La riforma della custodia cautelare non si applica ai giudizi in corso Stampa

di Giovanni Negri

 

Il Sole 24 Ore, 3 luglio 2015

 

La riforma della custodia cautelare non è retroattiva e non si applica quindi nei giudizi in corso.

Non lo è almeno quella parte, cruciale, che considera necessaria l'attualità del pericolo della commissione di nuovi gravi reati, da parte dell'indagato, per autorizzare la detenzione preventiva. Di questo parere è stata la Corte di cassazione, nella prima sentenza che prende in considerazione la legge entrata in vigore l'8 maggio scorso, che ha pertanto respinto il ricorso presentato da un indagato per associazione per delinquere finalizzata al traffico di stupefacenti contro il provvedimento del tribunale di Lecce che aveva confermato la detenzione preventiva.

Il Procuratore generale della Cassazione era intervenuto nella vicenda sotto un duplice profilo. Uno formale, sollecitando la Corte a prendere in considerazione il nodo dell'applicabilità della legge n. 47 del 2015, che ha rivisto i presupposti della custodia cautelare, sulle vicende in corso di esecuzione, ritenendo che questo fosse dovuto tutte le volte che, come nel caso esaminato, il ricorso chiede l'annullamento della misura, investendo il giudice dell'impugnazione a pronunciarsi sulla legittimità della custodia in corso di attuazione.

Nel merito, poi, il Procuratore riteneva che il provvedimento del giudice pugliese fosse inattaccabile anche dalla riforma la quale ora richiede l'attuale pericolo che l'indagato commetta gravi delitti, tra gli altri, della stessa specie di quello per cui si procede. La legge aggiunge poi che attualità e concretezza del pericolo "non possono essere desunte esclusivamente dalla gravità del titolo di reato per cui si procede".

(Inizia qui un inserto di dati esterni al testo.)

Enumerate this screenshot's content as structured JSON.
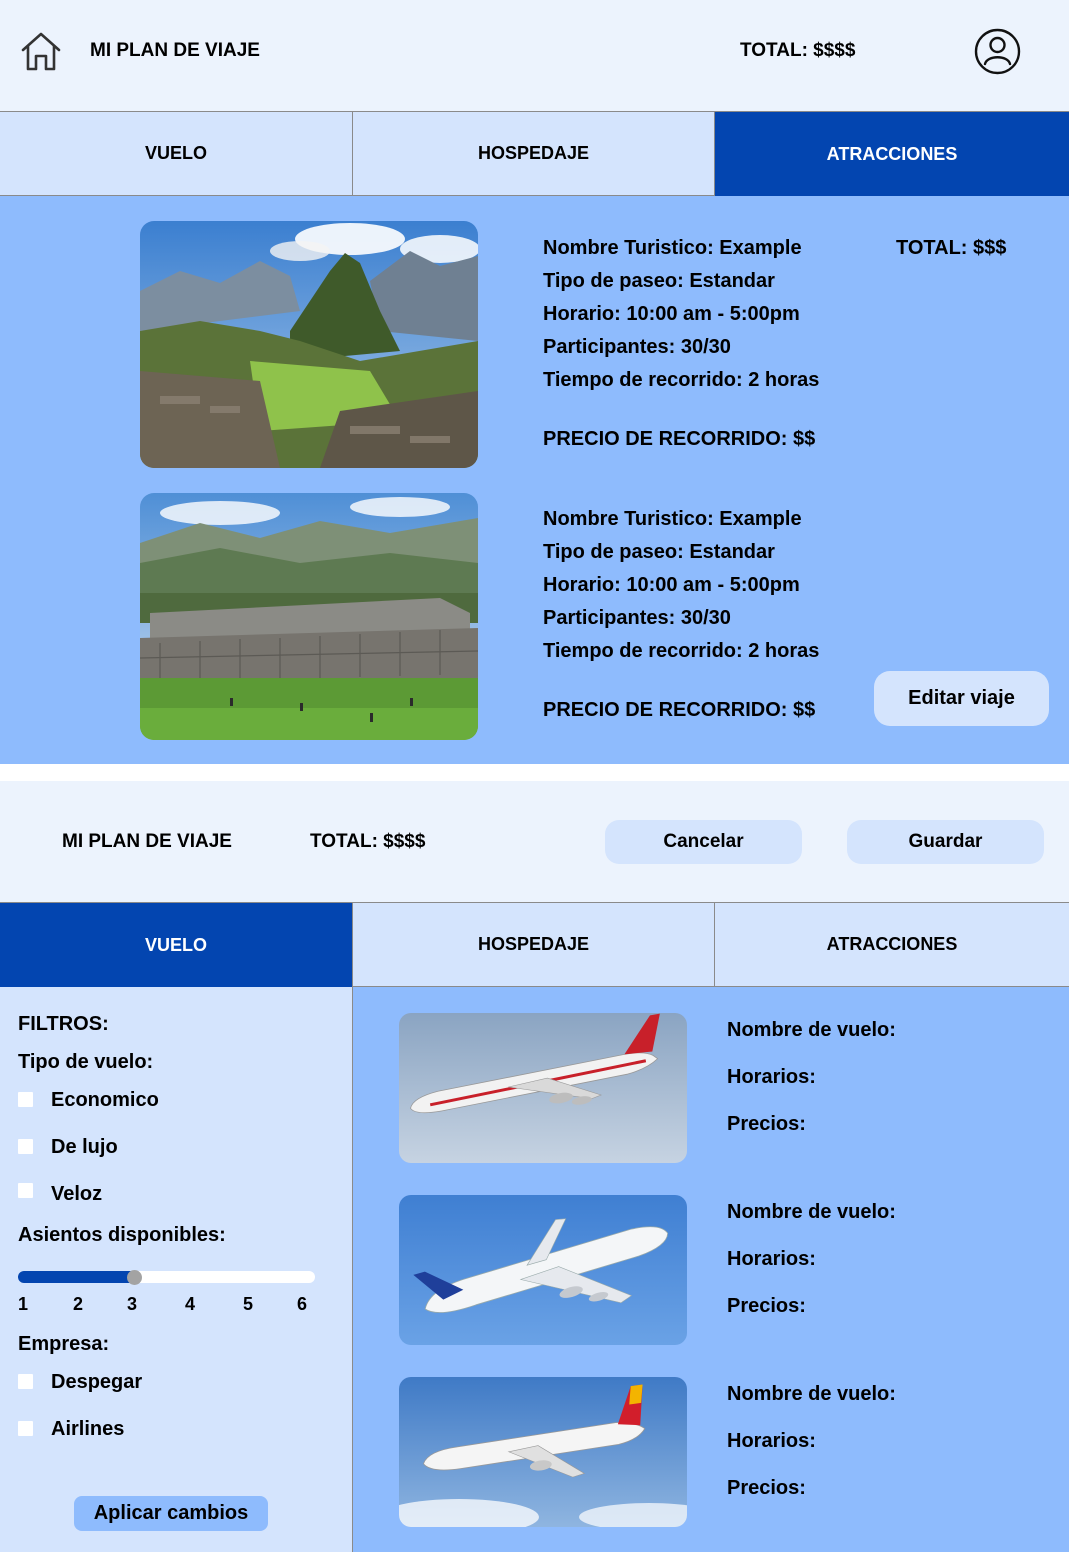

La Corte, dopo avere ripercorso le conclusioni della giurisprudenza (della Cassazione stessa e della Corte costituzionale) in materia di natura della custodia cautelare e delle norme che la disciplinano, sottolinea che, secondo l'indirizzo interpretativo fatto proprio dalle Sezioni unite, il principio tempus regit actum, che regola il diritto processuale e il principio di inviolabilità della libertà personale, impongono al giudice un duplice compiuto: definire di volta in volta se le norme in discussione, sia pure formalmente processuali, appartengono o meno alla sfera del diritto penale materiale, o comunque subiscono un'attrazione nella sfera sostanziale.

In questo caso a prevalere è il principio della irretroattività della legge meno favorevole e l'obbligo collegato di applicazione della legge più vantaggiosa; verificare se sia di fronte "a una situazione cautelare "patologica", per un vizio assoluto, al di là del dato formale, di natura sostanziale, prodottosi come tale sin dall'origine, o riconosciuto durante la fase interessata dalla impugnazione, riconducibile ad un atto che non ha esaurito i suoi effetti".

Per quanto riguarda l'applicazione al caso approdato in Cassazione di queste conclusioni, la sentenza osserva che l'articolo 274 del Codice di procedura penale, la norma che definisce l'ambito della motivazione sul punto delle esigenze cautelari, appartiene alla sfera del diritto processuale e dunque è soggetta alla regola del tempus regit actum, "non potendosi dunque ritenere carente di motivazione, il provvedimento che abbia trascurato di esaminare profili delle esigenze cautelari non contemplati dalla norma vigente nel momento in cui è stato pronunciato".